Było fajnie i będzie fajnie. ;) Teraz jesteś zdołowany, ale nie ma już co płakać nad rozlanym mlekiem. Ustaw umysł na szybkie zdrowienie, za parę dni będziesz znowu śmigał. Rozumiem, że razem z Arkiem jechaliście? We dwóch to zawsze trochę raźniej w takiej sytuacji, choć lepiej żeby się nam nie zdarzały. ;)
A skoro chwilowo masz ciut więcej czasu, to wrzuć te fajne fotki, które porobiłeś. Bo tak zazwyczaj skapujesz je skąpo. ;)

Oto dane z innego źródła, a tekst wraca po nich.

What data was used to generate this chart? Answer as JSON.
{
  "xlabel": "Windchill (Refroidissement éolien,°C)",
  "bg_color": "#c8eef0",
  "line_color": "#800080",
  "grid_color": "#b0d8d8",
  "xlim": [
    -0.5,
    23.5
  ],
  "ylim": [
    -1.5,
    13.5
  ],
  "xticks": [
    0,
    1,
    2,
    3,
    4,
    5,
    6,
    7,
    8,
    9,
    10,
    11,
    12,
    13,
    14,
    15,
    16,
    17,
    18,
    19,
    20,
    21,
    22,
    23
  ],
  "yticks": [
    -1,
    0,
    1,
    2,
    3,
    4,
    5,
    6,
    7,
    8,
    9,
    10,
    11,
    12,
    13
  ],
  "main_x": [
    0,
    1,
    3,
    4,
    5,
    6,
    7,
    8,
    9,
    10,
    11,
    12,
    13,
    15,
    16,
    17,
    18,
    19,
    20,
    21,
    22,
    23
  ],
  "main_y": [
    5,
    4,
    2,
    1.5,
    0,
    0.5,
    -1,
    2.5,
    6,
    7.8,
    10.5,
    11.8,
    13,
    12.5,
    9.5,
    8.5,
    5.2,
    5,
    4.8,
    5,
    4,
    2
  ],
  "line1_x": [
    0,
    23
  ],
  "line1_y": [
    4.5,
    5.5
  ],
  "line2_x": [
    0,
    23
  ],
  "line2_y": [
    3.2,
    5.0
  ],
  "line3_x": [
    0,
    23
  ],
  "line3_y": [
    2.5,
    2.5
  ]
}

ula 08:29 czwartek, 23 kwietnia 2015

Grzegorz, wszystko do roweru można kupić. Najważniejsze, żebyś Ty doszedł do siebie szybko - czego Ci życzę. Tak po analizie myślę, że on stracił orientację gdy krzyczeliśmy aby zszedł z DDRki dlatego, że był pijany. Ten drugi trzeźwy bez problemu zareagował dobrze...
Masz u mnie to co Ci obiecałem!!!

lenek1971 08:13 czwartek, 23 kwietnia 2015
Wpisz cztery pierwsze znaki ze słowa enera

Dozwolone znaczniki [b][/b] i [url=http://adres][/url]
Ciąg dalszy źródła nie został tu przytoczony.